Il contributo in termini di originalità del volume si ritrova non a caso nell’individuazione della complementarietà di queste tre categorie: una volta depurate dalla sovrapoliticizzazione della teoria è possibile infatti procedere all’individuazione sia delle profonde omologie di metodo e di sostanza – in primo luogo lo sforzo comune di comprensione della realtà strutturale e processuale a partire dalla centralità dell’intersezione tra rapporti di potere e costruzione del soggetto – ma anche delle loro rispettive specificità.
In particolare, sulla base dell’analisi dei processi di soggettivazione le categorie di subalternità, antagonismo e autonomia vengono tradotte nella triade dominazione, conflitto e liberazione, mentre in termini di agency la triade si traduce in subordinazione, insubordinazione e emancipazione.

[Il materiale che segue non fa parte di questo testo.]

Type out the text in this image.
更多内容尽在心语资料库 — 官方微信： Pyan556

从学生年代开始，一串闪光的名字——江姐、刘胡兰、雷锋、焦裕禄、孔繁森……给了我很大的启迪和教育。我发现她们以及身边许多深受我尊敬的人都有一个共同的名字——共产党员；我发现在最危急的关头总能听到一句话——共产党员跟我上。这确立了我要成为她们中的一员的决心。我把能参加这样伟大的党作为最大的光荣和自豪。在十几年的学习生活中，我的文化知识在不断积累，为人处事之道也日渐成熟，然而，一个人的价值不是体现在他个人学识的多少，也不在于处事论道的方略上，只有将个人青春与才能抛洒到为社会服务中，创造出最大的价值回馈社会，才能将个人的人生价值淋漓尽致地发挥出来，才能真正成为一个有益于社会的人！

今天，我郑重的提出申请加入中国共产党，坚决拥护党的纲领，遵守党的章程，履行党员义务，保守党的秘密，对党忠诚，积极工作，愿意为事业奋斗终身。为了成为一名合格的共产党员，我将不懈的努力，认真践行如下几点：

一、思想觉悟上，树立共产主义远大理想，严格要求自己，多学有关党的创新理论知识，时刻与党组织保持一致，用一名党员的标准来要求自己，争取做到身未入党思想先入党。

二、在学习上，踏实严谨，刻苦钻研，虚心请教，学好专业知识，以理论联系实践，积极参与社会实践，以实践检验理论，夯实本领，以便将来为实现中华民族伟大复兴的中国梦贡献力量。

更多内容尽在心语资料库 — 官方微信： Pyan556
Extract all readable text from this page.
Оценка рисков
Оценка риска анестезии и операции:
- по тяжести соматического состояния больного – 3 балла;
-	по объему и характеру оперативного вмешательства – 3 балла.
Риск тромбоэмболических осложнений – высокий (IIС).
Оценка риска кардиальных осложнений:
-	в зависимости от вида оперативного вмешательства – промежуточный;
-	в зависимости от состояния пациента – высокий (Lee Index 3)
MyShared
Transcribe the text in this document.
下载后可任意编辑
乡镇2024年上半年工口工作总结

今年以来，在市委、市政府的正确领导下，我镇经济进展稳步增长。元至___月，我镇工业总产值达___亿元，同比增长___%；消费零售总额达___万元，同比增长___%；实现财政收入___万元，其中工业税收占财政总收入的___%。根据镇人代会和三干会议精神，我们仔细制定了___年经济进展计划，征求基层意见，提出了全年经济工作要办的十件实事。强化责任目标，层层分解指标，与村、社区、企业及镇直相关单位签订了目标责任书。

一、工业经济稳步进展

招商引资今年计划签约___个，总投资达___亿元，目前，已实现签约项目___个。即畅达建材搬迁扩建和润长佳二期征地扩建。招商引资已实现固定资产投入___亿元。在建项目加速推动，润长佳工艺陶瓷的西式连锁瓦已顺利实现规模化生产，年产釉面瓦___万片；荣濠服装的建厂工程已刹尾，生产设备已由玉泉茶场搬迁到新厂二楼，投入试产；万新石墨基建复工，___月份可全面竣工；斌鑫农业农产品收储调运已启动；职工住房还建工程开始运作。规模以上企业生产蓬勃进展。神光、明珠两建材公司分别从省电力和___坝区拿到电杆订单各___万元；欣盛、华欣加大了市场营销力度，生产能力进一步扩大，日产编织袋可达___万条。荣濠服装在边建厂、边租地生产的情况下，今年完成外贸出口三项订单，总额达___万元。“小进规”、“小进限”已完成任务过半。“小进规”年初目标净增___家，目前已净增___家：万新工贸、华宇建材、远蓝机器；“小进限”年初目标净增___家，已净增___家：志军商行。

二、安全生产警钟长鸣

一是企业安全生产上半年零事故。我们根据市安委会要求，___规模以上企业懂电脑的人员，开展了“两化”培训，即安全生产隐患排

Una breve considerazione in chiusura. Dai tempi della Prima Internazionale, se non dai primi movimenti protosocialisti, la discussione tra antagonismo e autonomia ha sempre assunto una tensione dicotomica: soprattutto nelle stagioni di riflusso della conflittualità sociale, liberisti e libertari non hanno mai mancato ciclicamente di annunciare l’avvenuto passaggio dall’ «Assalto al cielo all’alternativa». In questo libro troviamo invece un tentativo di connessione teorica, in cui non trova spazio l’esaltazione dell’a torsione postmoderno sull’ibridazione, ma i piedi restano ben saldi nella materialità dei processi reali: tutto questo non poteva che svilupparsi in quel laboratorio che oggi è l’America Latina, dove i forti processi di mobilitazione sociale rendono di estrema attualità – come sottolinea lo stesso Modonesi – il recupero di una vision marxista centrata sul conflitto, la crisi e la formazione di soggettività antisistemiche, potenzialmente anticapitalistiche.
Orizzonti meridiani
Sebbene il richiamo a Gramsci, l’analisi del pensiero di Toni Negri, le origini italiane dello stesso autore lascino desumere uno sguardo proteso verso l’Italia, questo libro – pubblicato in spagnolo, in Messico, nel 2010 e successivamente in inglese nel 2014 dalla Pluto Press – nasce e si rivolge alle inquietudini politiche che sottostanno all’ultimo decennio di lotte sociali latinoamericane. Massimo Modonesi infatti da oltre venti anni, oltre ad insegnare alla Università Autonoma di Città del Messico, è uno studioso marxista conosciuto e stimato in tutta l’America Latina. Per la prima volta, con questo volume tradotto per la casa editrice Editori Riuniti, l’autore presenta il suo lavoro anche nella piccola e sonnolenta provincia italiana, ripercorrendo per molti aspetti lo stesso impegno teorico compiuto recentemente dagli attivisti meridionali del laboratorio Orizzonti Meridiani nel tentativo di definire una sorta di «Sud-alternità» che funga da sintesi tra subalternità, antagonismo e alternativa.
Tuttavia riportare a casa sua, nel suo meridione, un Gramsci ripulito nelle acque del Gange dalle incrostazioni storicistiche che ne hanno impedito per anni la sua connessione con i filoni antagonisti e autonomi nel nostro paese, è un lavoro difficile e ancora tutto da compiere.
Del resto il successo editoriale della versione spagnola di questo volume non è altro che la conferma della miseria dell’eurocentrismo: mentre nella sempre più invecchiata Europa si discute di muri e fili spinati, nei sud del mondo si dibatte e ci si confronta sul come far scorrere il sangue nuovo nelle arterie della futura umanità.